4. Vegetable Fried Rice
Like Mexican rice, fried rice is a restaurant favorite. You can try your hand at making vegetable fried rice at home with Cooking Light‘s recipe. It yields four 1-cup-sized servings, is ready in under 20 minutes, and would pair well with a pork dish.
- 2 teaspoons dark sesame oil
- ¾ cup sliced shiitake mushrooms
- ½ cup matchstick-cut carrots
- ½ cup sliced green onions
- 2 teaspoons bottled minced garlic
- ¼ teaspoon pepper
- 4 cups chilled cooked brown rice
- 1 large egg, lightly beaten
- 2 tablespoons low-sodium soy sauce
- 1 tablespoon water
- 3 tablespoons dry white wine
- ⅓ cup frozen green peas
Directions: Heat sesame oil in a large nonstick skillet over high heat. Add mushrooms and next 4 ingredients; stir-fry until tender. Add cooked rice; stir-fry 2 minutes. Push rice mixture to sides of pan, forming a well in center. Add egg to center of pan, and let cook 30 seconds; toss with rice, and stir-fry until egg is cooked. Stir in soy sauce and remaining ingredients; cook until thoroughly heated.
5. Oven Baked Risotto
Creamy and cheesy, risotto can be a lot of effort. To save your arms the work of having to stir your risotto on the stove top, use Martha Stewart‘s method and bake your rice-based dish instead. It serves 4 and is ready in about 40 minutes, with a scant 15 minutes of prep work.
- 1 tablespoon olive oil
- ¼ cup finely chopped onion
- ¾ cup Arborio rice
- ¼ cup dry white wine, (optional)
- 2 to 2 ¼ cups hot water
- ½ cup homemade or low sodium canned chicken stock
- ¾ teaspoon coarse salt
- ⅛ teaspoon freshly ground pepper
- 1 tablespoon unsalted butter
- ¼ cup freshly grated Parmesan cheese
- 2 tablespoons finely chopped fresh flat-leaf parsley, (optional)

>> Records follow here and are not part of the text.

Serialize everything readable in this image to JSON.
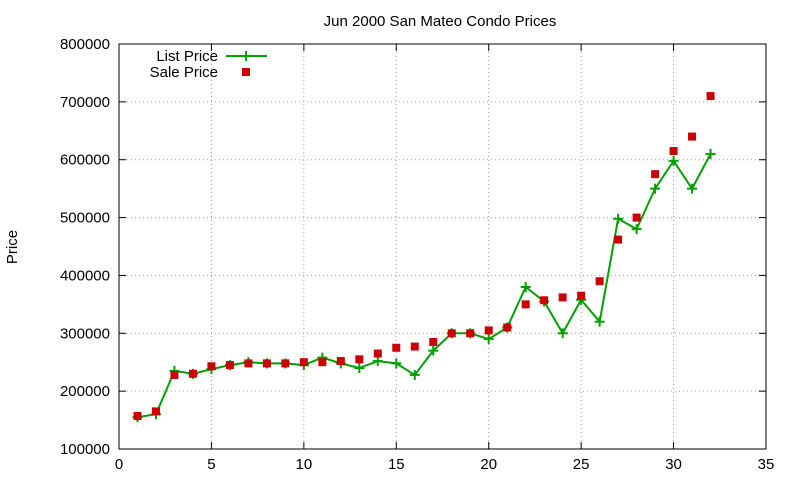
{
  "chart_data": {
    "type": "line",
    "title": "Jun 2000 San Mateo Condo Prices",
    "xlabel": "",
    "ylabel": "Price",
    "xlim": [
      0,
      35
    ],
    "ylim": [
      100000,
      800000
    ],
    "x_ticks": [
      0,
      5,
      10,
      15,
      20,
      25,
      30,
      35
    ],
    "y_ticks": [
      100000,
      200000,
      300000,
      400000,
      500000,
      600000,
      700000,
      800000
    ],
    "x_tick_labels": [
      "0",
      "5",
      "10",
      "15",
      "20",
      "25",
      "30",
      "35"
    ],
    "y_tick_labels": [
      "100000",
      "200000",
      "300000",
      "400000",
      "500000",
      "600000",
      "700000",
      "800000"
    ],
    "grid": true,
    "legend_position": "top-left",
    "series": [
      {
        "name": "List Price",
        "style": "linespoints",
        "color": "#00a000",
        "x": [
          1,
          2,
          3,
          4,
          5,
          6,
          7,
          8,
          9,
          10,
          11,
          12,
          13,
          14,
          15,
          16,
          17,
          18,
          19,
          20,
          21,
          22,
          23,
          24,
          25,
          26,
          27,
          28,
          29,
          30,
          31,
          32
        ],
        "values": [
          155000,
          160000,
          235000,
          230000,
          238000,
          245000,
          250000,
          248000,
          248000,
          245000,
          258000,
          248000,
          240000,
          252000,
          248000,
          228000,
          270000,
          300000,
          300000,
          290000,
          310000,
          380000,
          355000,
          300000,
          358000,
          320000,
          498000,
          480000,
          550000,
          598000,
          550000,
          610000
        ]
      },
      {
        "name": "Sale Price",
        "style": "points",
        "color": "#cc0000",
        "x": [
          1,
          2,
          3,
          4,
          5,
          6,
          7,
          8,
          9,
          10,
          11,
          12,
          13,
          14,
          15,
          16,
          17,
          18,
          19,
          20,
          21,
          22,
          23,
          24,
          25,
          26,
          27,
          28,
          29,
          30,
          31,
          32
        ],
        "values": [
          157000,
          165000,
          228000,
          230000,
          243000,
          245000,
          248000,
          248000,
          248000,
          250000,
          250000,
          252000,
          255000,
          265000,
          275000,
          277000,
          285000,
          300000,
          300000,
          305000,
          310000,
          350000,
          357000,
          362000,
          365000,
          390000,
          462000,
          500000,
          575000,
          615000,
          640000,
          710000
        ]
      }
    ]
  }
}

Directions: Preheat oven to 425 degrees Fahrenheit. In an ovenproof saucepan or Dutch oven, heat oil over medium-high heat. Add the onion and cook, stirring, until translucent, 2 to 3 minutes. Add the rice and cook, stirring to coat the grains with oil, about 1 minute.
Stir in the wine and cook until it has completely evaporated, about 1 minute. Stir in 1½ cups water, the stock, salt, and pepper. Bring to a boil. Cover, transfer to the oven, and bake, until most of the liquid has been absorbed by the rice, 20 to 25 minutes. Remove from oven. Stir in ½ to ¾ cup water, the butter, cheese, and parsley. Serve immediately.
6. Saffron Rice Pilaf
Saffron threads, Food.com explains, will retain flavor longer than ground saffron will. To get the most out of the spice, crush the threads immediately before you plan on using them. Follow this guideline when you make the saffron rice pilaf from Gourmet found on Epicurious.

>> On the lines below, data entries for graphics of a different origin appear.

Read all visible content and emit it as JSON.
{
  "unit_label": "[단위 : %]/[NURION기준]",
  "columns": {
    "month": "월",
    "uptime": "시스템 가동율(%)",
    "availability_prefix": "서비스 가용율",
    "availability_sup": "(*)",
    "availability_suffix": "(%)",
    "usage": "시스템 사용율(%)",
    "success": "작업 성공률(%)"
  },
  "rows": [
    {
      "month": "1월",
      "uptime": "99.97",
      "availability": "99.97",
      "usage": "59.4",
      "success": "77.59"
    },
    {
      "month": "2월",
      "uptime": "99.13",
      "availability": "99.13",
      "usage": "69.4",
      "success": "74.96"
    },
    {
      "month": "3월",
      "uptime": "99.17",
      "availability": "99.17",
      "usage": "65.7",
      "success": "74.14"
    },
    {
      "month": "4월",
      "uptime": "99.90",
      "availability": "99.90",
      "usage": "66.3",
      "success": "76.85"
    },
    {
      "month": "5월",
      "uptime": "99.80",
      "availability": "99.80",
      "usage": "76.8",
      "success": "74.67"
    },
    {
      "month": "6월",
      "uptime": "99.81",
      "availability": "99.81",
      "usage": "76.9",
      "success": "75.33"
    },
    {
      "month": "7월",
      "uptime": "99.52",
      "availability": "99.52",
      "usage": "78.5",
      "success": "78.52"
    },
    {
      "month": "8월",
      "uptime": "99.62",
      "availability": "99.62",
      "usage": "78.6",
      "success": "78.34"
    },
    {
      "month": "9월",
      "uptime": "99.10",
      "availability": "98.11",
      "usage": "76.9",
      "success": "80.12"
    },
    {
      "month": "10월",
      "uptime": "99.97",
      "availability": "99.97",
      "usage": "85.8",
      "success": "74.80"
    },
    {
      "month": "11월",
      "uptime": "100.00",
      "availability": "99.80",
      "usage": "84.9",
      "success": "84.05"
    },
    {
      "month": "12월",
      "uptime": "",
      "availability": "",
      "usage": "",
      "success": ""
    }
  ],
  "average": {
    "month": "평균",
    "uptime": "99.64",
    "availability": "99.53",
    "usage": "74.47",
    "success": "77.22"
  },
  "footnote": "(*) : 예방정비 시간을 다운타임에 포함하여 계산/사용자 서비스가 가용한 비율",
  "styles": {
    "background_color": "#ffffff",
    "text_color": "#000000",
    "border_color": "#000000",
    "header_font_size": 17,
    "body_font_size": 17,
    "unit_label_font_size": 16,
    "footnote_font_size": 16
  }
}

- ¾ teaspoon crumbled saffron threads
- 2 tablespoons boiling-hot water
- ⅓ cup olive oil
- 1 cup slivered almonds (4 ounces)
- 1 very large onion, chopped (3 to 4 cups)
- 3 cups white basmati rice (19 ounces)
- 4½ cups water
- 1 cup dried currants (4 ounces)
Directions: Soften saffron in hot water (2 tablespoons) in a small bowl. Heat oil in a 5-quart heavy pot over medium-high heat until it shimmers. Fry almonds, stirring frequently, until golden, about 3 minutes. Transfer with a slotted spoon to paper towels to drain.
Fry onion in oil remaining in pot, stirring occasionally, until golden brown, 15 to 20 minutes. Transfer half of onion to a bowl. Add rice to onion in pot and cook, stirring, until fragrant, about 2 minutes. Add water (4½ cups), saffron mixture, 1½ teaspoons salt, and ½ teaspoon pepper and bring to a simmer. Reduce heat to low and cook, covered, until water is absorbed and rice is tender, 18 to 20 minutes.
Let rice stand, covered, off heat 5 minutes. While rice stands, stir almonds and currants into bowl with onion. Fluff rice with a fork and serve with almond mixture spooned on top.